Bikram Teaches Power of Concentration

Bikram Choudhury lectured in Boston in June (2009). These are my notes.

To concentrate, to meditate is the hardest thing to do. The mind functions with a conscious, subconscious and superconscious. Understanding how the mind operates is the key to phenomenal power. Yoga teaches one how to concentrate, ten seconds at a time.

Killing time is the greatest crime. Time is life, life is time. Think about that. Until yesterday, I thought time was money. Finding purpose in life makes no allowance for wasting time.

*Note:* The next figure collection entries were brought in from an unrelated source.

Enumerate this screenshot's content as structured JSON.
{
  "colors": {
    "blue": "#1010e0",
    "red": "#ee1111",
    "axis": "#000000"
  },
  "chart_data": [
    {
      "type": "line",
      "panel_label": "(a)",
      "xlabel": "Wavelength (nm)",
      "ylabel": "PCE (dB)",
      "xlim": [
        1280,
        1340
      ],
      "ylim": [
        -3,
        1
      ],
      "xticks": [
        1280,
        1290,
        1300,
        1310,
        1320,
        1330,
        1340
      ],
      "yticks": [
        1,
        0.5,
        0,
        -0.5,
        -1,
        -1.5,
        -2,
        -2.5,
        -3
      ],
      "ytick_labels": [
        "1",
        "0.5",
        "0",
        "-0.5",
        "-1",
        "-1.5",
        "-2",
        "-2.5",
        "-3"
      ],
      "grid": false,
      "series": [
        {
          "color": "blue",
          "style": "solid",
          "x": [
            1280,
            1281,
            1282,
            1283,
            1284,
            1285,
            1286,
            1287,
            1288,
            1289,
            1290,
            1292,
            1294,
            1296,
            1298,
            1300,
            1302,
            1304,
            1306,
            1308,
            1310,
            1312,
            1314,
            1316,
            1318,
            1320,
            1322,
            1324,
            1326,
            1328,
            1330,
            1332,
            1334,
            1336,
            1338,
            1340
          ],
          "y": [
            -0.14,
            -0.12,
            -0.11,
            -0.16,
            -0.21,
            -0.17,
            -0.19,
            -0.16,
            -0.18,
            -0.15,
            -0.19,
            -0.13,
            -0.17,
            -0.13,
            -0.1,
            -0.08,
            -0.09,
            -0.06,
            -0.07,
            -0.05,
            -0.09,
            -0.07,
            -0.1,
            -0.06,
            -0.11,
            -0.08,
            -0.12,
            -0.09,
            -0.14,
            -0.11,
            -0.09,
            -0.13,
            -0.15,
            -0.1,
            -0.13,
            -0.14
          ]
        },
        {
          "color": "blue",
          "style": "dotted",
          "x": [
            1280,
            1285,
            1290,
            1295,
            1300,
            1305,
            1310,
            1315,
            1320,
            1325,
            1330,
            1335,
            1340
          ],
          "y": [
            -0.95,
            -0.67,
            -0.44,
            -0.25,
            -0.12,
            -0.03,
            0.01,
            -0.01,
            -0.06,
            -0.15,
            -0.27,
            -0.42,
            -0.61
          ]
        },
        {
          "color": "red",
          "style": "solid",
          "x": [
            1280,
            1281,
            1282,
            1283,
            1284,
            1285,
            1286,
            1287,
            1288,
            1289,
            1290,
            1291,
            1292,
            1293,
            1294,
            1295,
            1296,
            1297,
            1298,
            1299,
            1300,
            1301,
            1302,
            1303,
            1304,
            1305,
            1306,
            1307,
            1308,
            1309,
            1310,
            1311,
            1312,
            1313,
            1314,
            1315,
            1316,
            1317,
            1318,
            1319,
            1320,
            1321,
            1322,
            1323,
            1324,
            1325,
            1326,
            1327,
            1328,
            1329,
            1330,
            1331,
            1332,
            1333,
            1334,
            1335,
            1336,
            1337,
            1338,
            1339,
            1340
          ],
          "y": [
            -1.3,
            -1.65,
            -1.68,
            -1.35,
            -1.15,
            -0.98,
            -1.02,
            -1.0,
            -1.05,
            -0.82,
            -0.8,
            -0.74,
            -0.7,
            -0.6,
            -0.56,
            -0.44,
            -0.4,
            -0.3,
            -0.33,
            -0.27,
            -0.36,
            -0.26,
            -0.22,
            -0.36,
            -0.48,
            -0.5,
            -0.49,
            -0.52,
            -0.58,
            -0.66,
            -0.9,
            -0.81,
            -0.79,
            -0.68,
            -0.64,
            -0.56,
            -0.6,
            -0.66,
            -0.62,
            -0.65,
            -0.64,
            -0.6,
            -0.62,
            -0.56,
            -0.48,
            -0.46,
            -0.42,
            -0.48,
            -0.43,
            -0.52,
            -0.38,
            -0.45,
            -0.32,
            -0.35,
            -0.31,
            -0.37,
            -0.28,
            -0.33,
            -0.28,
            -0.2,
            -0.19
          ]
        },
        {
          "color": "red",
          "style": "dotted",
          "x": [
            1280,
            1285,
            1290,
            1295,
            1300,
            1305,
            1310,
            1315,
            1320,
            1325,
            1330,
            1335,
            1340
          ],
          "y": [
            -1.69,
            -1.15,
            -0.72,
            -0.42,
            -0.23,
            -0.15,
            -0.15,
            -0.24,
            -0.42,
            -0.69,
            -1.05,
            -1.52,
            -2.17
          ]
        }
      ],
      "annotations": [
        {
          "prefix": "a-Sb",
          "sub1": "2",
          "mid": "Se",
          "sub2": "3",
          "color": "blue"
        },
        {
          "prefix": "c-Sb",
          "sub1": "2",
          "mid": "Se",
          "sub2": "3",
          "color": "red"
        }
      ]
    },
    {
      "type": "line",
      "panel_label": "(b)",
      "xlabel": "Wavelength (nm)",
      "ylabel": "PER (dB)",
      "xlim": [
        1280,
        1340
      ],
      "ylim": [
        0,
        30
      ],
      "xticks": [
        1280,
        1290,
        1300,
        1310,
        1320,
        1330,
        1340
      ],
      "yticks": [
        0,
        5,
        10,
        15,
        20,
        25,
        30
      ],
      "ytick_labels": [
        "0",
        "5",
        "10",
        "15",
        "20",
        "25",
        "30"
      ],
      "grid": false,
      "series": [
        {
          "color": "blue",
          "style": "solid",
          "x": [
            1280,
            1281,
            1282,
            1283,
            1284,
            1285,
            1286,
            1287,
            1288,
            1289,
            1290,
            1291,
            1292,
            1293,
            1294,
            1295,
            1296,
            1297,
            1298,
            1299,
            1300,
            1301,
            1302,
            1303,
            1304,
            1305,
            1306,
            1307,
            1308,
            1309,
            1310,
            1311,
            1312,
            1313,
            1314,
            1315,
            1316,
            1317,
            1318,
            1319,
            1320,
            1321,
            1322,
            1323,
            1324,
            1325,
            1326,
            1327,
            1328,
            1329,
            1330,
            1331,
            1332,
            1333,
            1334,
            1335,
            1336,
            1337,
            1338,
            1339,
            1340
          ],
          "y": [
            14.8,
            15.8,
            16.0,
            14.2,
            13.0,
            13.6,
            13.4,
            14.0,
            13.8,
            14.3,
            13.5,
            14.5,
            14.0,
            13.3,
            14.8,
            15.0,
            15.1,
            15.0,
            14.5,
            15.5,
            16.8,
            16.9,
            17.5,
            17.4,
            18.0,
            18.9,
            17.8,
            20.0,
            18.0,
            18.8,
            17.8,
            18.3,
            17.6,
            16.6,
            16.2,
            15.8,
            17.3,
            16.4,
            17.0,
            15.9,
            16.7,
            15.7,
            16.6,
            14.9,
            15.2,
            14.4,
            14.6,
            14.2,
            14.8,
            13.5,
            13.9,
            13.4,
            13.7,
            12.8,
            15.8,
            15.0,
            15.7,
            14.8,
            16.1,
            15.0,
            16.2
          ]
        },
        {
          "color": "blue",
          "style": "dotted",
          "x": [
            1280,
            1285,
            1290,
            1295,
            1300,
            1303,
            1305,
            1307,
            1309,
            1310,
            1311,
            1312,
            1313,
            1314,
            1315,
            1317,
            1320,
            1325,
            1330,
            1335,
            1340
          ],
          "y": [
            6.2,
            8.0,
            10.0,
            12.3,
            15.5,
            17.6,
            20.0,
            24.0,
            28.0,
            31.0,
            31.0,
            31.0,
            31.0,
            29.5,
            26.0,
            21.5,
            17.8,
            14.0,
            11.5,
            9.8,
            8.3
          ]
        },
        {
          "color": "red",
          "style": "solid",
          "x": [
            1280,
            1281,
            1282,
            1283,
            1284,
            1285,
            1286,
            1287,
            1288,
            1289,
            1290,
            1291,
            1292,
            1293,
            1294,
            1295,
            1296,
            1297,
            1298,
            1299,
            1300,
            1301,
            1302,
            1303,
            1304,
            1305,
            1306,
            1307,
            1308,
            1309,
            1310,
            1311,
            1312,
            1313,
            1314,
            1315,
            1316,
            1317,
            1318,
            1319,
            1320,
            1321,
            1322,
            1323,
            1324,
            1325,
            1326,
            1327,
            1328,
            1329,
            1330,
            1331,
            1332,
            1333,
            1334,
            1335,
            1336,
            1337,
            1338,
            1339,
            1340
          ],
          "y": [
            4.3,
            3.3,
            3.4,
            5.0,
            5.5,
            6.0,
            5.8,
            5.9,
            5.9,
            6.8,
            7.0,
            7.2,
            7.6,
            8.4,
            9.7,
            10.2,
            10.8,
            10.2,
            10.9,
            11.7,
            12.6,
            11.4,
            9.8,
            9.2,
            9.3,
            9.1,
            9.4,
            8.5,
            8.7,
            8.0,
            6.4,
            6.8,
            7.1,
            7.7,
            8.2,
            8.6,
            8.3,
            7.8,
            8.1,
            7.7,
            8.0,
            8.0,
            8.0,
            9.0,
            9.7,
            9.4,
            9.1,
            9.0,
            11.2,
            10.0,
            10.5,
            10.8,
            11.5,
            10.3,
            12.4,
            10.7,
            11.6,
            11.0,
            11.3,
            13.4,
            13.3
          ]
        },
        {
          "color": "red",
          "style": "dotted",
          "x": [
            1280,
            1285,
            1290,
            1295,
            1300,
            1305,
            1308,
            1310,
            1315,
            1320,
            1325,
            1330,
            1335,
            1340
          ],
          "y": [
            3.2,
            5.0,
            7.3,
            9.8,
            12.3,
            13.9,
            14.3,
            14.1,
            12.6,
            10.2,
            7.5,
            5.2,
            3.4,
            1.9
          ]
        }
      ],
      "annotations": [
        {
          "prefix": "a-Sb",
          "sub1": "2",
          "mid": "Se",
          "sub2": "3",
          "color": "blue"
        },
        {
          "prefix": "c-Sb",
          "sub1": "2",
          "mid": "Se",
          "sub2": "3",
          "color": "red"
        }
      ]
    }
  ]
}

What you do doesn’t matter. How you  do it does.

Bikram didn’t say yoga was zen, but he did say yoga was everything. Communication is yoga. You can have everything but have nothing if the body, mind and spirit are not in sync.

Learn to love yourself. Learn how to take care of yourself. No one else will love you until you first love yourself. The mirror is the tool.

The most important thing in life is you. Who are you? What is life? Life is simple. If it works, do it. If it’s bad, don’t do it. Don’t let your mind give you bad info.

No food is the best food.

I almost fell out of my chair when Bikram stated his mantra, “Make People Happy.” That’s my mantra!

Self-realization’s greatest obstacle? Excuses. Decide. What do you want? How would you live if this were your last day?

Focus on Don’t Dos. By not doing things that are bad, you automatically do things that are good.

What is exercising? Exercising is stretching.

Control your emotion. When you express anger, you lose. Withdraw anger. That’s what it means to turn the other cheek. Anger can be creatively processed internally.

Ask, “what am I doing?” Am I chasing a fantasy? Is this an illusion? Escape attachment. Pursue higher consciousness. The things that are left behind are not remembered.

Yoga makes one bulletproof. No one can steal your happiness.